Paths (in the Wood) of Righteousness
The paths of righteousness which we are led in, then, take on two features of freedom: paths, which we are led into. The difficulty, as we have noted, is that these paths do not appear as two different levels, one celestial and one of the earth: because the LORD is the shepherd, these paths appear within the contours of creation. They are two trees, the way of life and the way of death, the soldier who lifts his eyes to drink and the one who drinks facedown. Because the LORD—even in the face of the angel—takes the shape of creation, of the recognizable, these paths are not as clear as we wish.
And as such, this intimacy of the LORD to creation can be taken for granted. Uzzah’s grasping of the altar followed years of the ark living not in the tabernacle or the temple, but in a house, dwelling as an object among objects in the house of Abinidab. His spiritual heir, Simon Magus, considered the Spirit as a talisman among talismans to be wielded. This confusion is, in part, intrinsic to the way of the LORD being embedded within the world, that we confuse the LORD with Moses or Elijah and not their fullness. The outside of the world lies within it already, more deeply the truth of the world than the world’s knowledge of itself.
That there are multiple paths of righteousness named here offers us no relief either. For as we approach the valley of Death’s shadow, it remains unclear as to why the paths are multiplied here. Is it from as a kind of moral relativism, assuming that the voice of the shepherd is the same as the voice of the conscience? Is it from a kind of divinely differentiated calling, for John not to concern himself with the call of the LORD to another? Is this shifting form of righteousness from the passage of time, that the young might dream dreams, but the old will have visions? The LORD, speaking with the sheep, calls to them into righteousness’ paths, which retain both singularity and plurality: prophets, priests, and kings in a singular economy of God’s grace, but with their own marked out paths to walk.
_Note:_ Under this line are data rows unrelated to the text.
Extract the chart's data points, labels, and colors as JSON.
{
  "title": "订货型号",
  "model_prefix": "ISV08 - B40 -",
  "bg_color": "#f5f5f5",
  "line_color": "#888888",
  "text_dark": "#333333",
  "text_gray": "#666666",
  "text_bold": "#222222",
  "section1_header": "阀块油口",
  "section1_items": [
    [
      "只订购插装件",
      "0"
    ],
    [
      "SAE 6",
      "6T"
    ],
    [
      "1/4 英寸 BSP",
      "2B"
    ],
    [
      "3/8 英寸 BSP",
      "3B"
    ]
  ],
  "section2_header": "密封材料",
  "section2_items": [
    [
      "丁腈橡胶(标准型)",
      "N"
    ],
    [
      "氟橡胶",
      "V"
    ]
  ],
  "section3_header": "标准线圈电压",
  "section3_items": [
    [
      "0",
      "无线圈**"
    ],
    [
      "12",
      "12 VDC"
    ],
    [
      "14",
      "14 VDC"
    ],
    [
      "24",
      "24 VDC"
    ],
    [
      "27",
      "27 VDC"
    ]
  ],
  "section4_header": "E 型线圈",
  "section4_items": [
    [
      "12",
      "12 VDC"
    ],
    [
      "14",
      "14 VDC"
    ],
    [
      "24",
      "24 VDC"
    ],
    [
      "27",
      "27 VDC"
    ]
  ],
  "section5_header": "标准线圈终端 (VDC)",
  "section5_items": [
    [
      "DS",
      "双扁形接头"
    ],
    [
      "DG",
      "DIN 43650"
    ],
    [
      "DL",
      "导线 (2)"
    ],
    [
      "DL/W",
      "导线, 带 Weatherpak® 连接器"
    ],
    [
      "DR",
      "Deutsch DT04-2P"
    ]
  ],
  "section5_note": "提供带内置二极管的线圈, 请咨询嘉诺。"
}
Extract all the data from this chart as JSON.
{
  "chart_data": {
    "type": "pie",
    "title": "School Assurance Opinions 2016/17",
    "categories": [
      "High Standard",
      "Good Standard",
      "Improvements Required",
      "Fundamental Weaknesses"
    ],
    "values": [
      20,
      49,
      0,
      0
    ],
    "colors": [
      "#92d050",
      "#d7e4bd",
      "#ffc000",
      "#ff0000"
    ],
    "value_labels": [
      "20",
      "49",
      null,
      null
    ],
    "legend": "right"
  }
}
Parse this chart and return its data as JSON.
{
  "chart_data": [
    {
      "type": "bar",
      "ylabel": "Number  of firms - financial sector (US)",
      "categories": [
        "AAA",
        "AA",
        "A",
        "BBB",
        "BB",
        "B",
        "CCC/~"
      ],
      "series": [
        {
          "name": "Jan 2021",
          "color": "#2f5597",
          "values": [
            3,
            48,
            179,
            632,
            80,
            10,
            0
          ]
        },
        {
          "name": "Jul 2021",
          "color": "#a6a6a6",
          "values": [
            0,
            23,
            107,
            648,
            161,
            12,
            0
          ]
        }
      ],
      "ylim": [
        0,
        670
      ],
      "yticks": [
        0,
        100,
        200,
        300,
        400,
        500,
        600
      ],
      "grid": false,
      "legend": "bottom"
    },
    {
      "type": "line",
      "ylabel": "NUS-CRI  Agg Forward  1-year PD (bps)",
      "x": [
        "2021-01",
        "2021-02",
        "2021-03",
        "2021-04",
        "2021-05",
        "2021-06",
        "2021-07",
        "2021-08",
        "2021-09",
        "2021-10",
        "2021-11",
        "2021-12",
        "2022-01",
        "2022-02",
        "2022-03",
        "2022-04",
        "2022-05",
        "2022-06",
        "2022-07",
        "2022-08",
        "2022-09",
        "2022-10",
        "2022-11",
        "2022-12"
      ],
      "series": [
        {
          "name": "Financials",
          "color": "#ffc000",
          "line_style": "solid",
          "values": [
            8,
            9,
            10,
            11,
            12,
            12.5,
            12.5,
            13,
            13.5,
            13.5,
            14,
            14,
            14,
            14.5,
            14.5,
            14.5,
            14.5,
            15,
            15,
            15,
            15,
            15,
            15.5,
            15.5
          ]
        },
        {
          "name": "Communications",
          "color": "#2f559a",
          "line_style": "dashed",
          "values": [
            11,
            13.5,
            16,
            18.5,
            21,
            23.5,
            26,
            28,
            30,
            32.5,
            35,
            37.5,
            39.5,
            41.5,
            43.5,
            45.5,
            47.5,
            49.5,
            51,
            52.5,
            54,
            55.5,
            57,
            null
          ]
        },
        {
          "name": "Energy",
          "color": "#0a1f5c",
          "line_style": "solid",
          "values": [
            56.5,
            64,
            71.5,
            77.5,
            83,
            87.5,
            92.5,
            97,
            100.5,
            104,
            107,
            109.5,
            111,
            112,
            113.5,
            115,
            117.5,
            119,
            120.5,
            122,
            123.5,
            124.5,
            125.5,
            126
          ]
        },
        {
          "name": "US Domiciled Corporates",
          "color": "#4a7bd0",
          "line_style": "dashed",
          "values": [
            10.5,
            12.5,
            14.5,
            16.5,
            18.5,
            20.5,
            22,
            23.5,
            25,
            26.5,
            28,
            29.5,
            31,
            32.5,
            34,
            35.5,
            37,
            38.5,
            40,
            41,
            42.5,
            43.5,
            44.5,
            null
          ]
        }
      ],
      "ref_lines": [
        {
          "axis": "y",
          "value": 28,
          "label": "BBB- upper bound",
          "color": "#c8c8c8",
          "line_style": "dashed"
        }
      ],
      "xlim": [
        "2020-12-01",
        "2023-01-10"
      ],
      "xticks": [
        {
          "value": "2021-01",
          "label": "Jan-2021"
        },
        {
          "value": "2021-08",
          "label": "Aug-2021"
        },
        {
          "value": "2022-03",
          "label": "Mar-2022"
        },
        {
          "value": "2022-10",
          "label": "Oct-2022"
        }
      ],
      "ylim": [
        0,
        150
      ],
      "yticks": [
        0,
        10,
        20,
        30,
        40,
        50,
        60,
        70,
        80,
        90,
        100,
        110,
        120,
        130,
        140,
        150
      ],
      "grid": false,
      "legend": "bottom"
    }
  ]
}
If it is the righteousness of the LORD which the sheep follow, then the paths are but one path, in conformity to the LORD who leads them in scarcity and through death, but if the paths are those of their own undertaking, then none will follow except those sheep who they already recognize.
It is that these paths of righteousness are all leading toward Death’s Valley which chastens the sheep, that the moral life is not that which lasts forever, but that which will end, that which is in service to the formation of the sheep into the way of the LORD. To know that the moral life is not everything is to know that if it is anything, it is because it trails behind the LORD. It is in this that the sheep know that it is better to bear with one another, to suffer their disagreements, and to pray for one another, for the time for the moral life is short, and there is still a very long way to go.